Hamilton and Jenkin have always relished tweaking the tail of the Establishment and pushing material to the very edge of taste (their proposed title for the show - Dead Belgians Don't Count - was rejected by Channel 4, perhaps fortunately, as the series is now screened in Belgium). Surprisingly, however, Donkey has never been sued; the lawyers who monitor the scripts - particularly the topicals - from conception to transmission obviously do a good job. The nearest the programme came to trouble was when a near-the-knuckle joke about Margaret Thatcher elicited an angry letter from 'a Conservative MP who was head of some self-appointed defenders- of-the-family group,' Jenkin remembers.

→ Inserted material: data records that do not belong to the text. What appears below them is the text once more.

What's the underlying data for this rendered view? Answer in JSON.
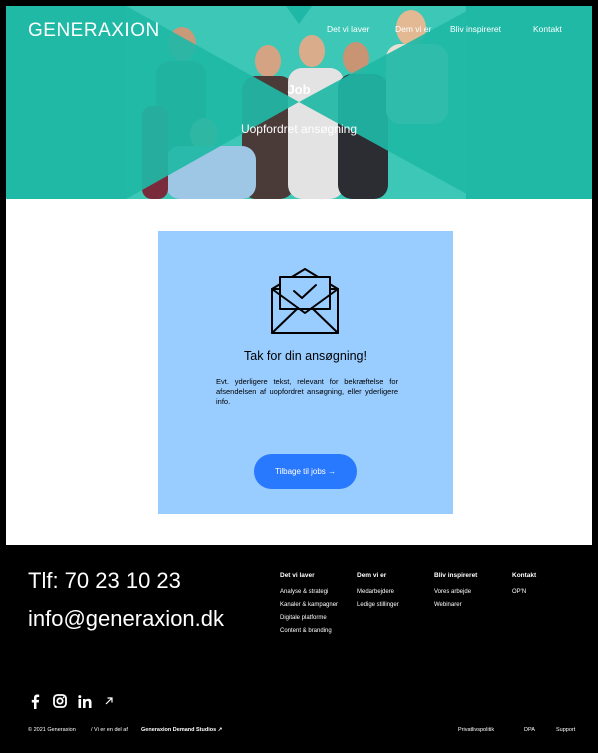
{
  "header": {
    "logo": "GENERAXION",
    "nav": [
      "Det vi laver",
      "Dem vi er",
      "Bliv inspireret",
      "Kontakt"
    ]
  },
  "hero": {
    "title": "Job",
    "subtitle": "Uopfordret ansøgning"
  },
  "confirmation": {
    "icon": "envelope-check-icon",
    "title": "Tak for din ansøgning!",
    "text": "Evt. yderligere tekst, relevant for bekræftelse for afsendelsen af uopfordret ansøgning, eller yderligere info.",
    "button_label": "Tilbage til jobs →"
  },
  "footer": {
    "phone": "Tlf: 70 23 10 23",
    "email": "info@generaxion.dk",
    "columns": [
      {
        "heading": "Det vi laver",
        "links": [
          "Analyse & strategi",
          "Kanaler & kampagner",
          "Digitale platforme",
          "Content & branding"
        ]
      },
      {
        "heading": "Dem vi er",
        "links": [
          "Medarbejdere",
          "Ledige stillinger"
        ]
      },
      {
        "heading": "Bliv inspireret",
        "links": [
          "Vores arbejde",
          "Webinarer"
        ]
      },
      {
        "heading": "Kontakt",
        "links": [
          "OP'N"
        ]
      }
    ],
    "social": [
      "facebook-icon",
      "instagram-icon",
      "linkedin-icon",
      "external-arrow-icon"
    ],
    "copyright": "© 2021 Generaxion",
    "parent_prefix": "/ Vi er en del af",
    "parent_name": "Generaxion Demand Studios ↗",
    "legal": [
      "Privatlivspolitik",
      "DPA",
      "Support"
    ]
  },
  "colors": {
    "hero_teal": "#1fb8a6",
    "card_blue": "#99ccff",
    "button_blue": "#2979ff",
    "footer_bg": "#000000"
  }
}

'The wording was,' Hamilton says, ' 'This will be one of thousands of letters protesting at this vile joke you made about Mrs Thatcher.' ' 'So we looked up the Channel 4 duty log,' Jenkin says. 'And there had been three calls,' Hamilton says. 'One complaining about a different joke altogether, and two to ask where Sally had got the dress.'
The programme enjoys cult status among journalists: 'The Paxmans and the Birts and the McDonalds have all been very kind about it,' Jenkin says. Newsroom insiders feed the writers material. 'We had a mole inside one of the news organisations - which shall remain nameless,' Hamilton continues coyly, 'who sent us examples of management bollocks. The way that Gus (Globelink News's chief executive) talks is not that far removed from a John Birt directive, or even a rather poncy editorial - not in the Independent on Sunday, of course.'
Jenkin takes up the theme: 'Everything is a 'raft' these days.' 'You can't have a group of anything anymore, it's a raft of ideas,' rejoins Hamilton. 'A lot of rafts make a pontoon,' Jenkin suggests. 'Or a Bailey bridge,' Hamilton finishes with a flourish.

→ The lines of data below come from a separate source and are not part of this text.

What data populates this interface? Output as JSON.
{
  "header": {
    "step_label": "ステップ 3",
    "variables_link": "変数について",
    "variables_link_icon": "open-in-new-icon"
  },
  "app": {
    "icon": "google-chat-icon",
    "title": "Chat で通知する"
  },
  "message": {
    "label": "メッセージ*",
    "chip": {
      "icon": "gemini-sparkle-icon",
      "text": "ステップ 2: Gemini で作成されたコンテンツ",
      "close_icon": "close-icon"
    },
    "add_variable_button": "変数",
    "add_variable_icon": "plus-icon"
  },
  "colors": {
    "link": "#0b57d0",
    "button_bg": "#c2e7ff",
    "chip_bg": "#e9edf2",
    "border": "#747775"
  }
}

When they banter in this way, it is easy see the comic cross-fertilisation which makes the programme bloom. In addition to the fourth series, a 90-minute special (scheduled for Easter) and a novel set on New Year's Eve 1999 are being run up the flagpole (as Gus would say). Clearly, the Donkey is going from strength to strength.
'Drop the Dead Donkey', Channel 4, Thursdays at 10pm from 29 September.